Big Chelsea transfer signings Timo Werner, Kai Havertz, Hakim Ziyech and Christian Pulisic could all be in the same team for the first time against Southampton. What does it mean for Mason Mount, Tammy Abraham, and Callum Hudson-Odoi?
Look at the fixture list and Chelsea’s 2020-21 season started at Brighton on 14 September. In other respects, however, it began later. The 2-0 defeat, complete with errors by Marcos Alonso and Kepa Arrizabalaga, by Liverpool felt the last hurrah for the 2019-20 defence. Thiago Silva made his Premier League debut against West Bromwich Albion, Edouard Mendy and Ben Chilwell against Crystal Palace.

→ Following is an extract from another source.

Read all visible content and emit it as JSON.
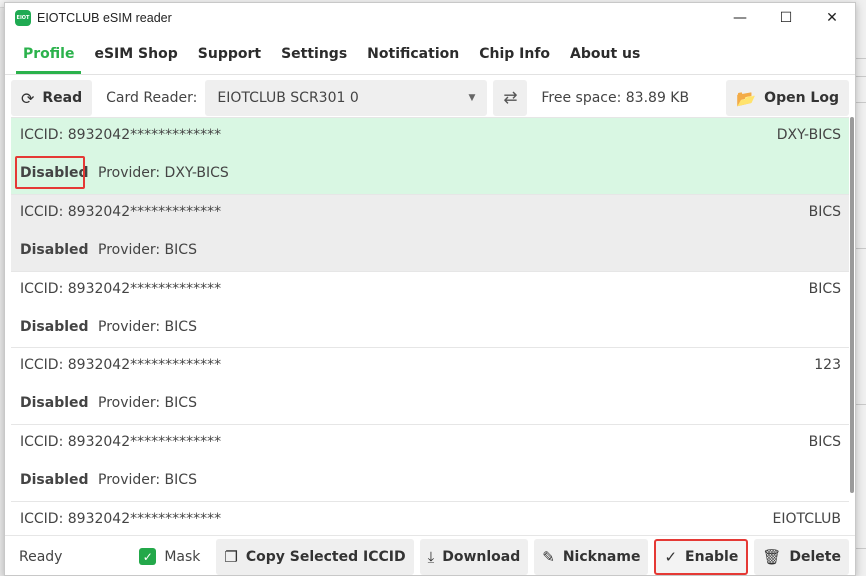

The two most glamorous and expensive attacking additions, Timo Werner and Kai Havertz, have played all four league games. Yet, the sense in the summer spending spree was that they only formed half of the futuristic forward line. The other half were sidelined but Christian Pulisic returned with a cameo against Palace and Hakim Ziyech played 31 minutes for Morocco on Friday.
If Frank Lampard can unveil and unleash a £200-million quartet against Southampton on Saturday, the potential dawn of a new era also invites scrutiny of his decision-making. It is a question of how to cram them in and who suffers as a result.
The logical way to select the three 2020 arrivals and the 2019 buy Pulisic is with the American on the left, Ziyech on the right and Havertz operating in behind Werner. And yet the majority of the Germans’ combined starts have come elsewhere.
Werner has begun the last three league games on the left. He can make Sadio Mané-esque runs in between full back and centre back and, at RB Leipzig, could orbit around a target man, in Yussuf Poulsen, but there was nonetheless the presumption that a player who scored 34 times last season would operate as the striker in any one-striker system. Instead, he has sometimes been switched mid-match to the right, his third best position. Perhaps that deployment on the sides was to ease him into English football, but that raises the question of how long an adaptation period lasts.
Havertz’s versatility can be both blessing and burden. He was rusty on the right flank at Brighton, an especially surprising selection as Ruben Loftus-Cheek got his preferred position as a No 10 and the Englishman fell from favour so swiftly he has already been loaned to Fulham. He was miscast against Liverpool as a false nine, albeit a role he performed with distinction for Bayer Leverkusen in the summer. He has been better in a central advanced position in midfield. He excelled against Palace.
And yet creating a meritocracy as well as a vehicle for big buys poses challenges for Lampard. Tammy Abraham has arguably outperformed Werner in the last two games. Mason Mount was Chelsea’s outstanding player in the comeback from 3-0 down to West Brom and the perception of him as the teacher’s pet ignores his intelligence and adaptability.
Lampard’s flagship policy initially was a faith in British youth and while that is no reason to afford anyone preferential treatment, Mount and Abraham exceeded most expectations. Callum Hudson-Odoi was the exception to the rule, the Englishman who underachieved under Lampard, but he spurred back to form against West Brom and Palace. He, too, has a case to start. Olivier Giroud is already entitled to argue he has been treated unfairly, a talisman in the second half of last season limited to 17 minutes’ league football this campaign, despite his Michel Platini-beating goalscoring exploits for France.
But eight into four won’t go. When Chelsea were brandishing the cheque book, it was easy to envisage that, Pulisic apart, it was an entirely new-look attack. If Lampard’s proteges have complicated that, so have his initial choices. And as expenditure brings expectations, his choices have an added significance. If this is the first weekend when he has all of Chelsea’s attacking purchases available, does he know how and where to use them and what his strongest side is?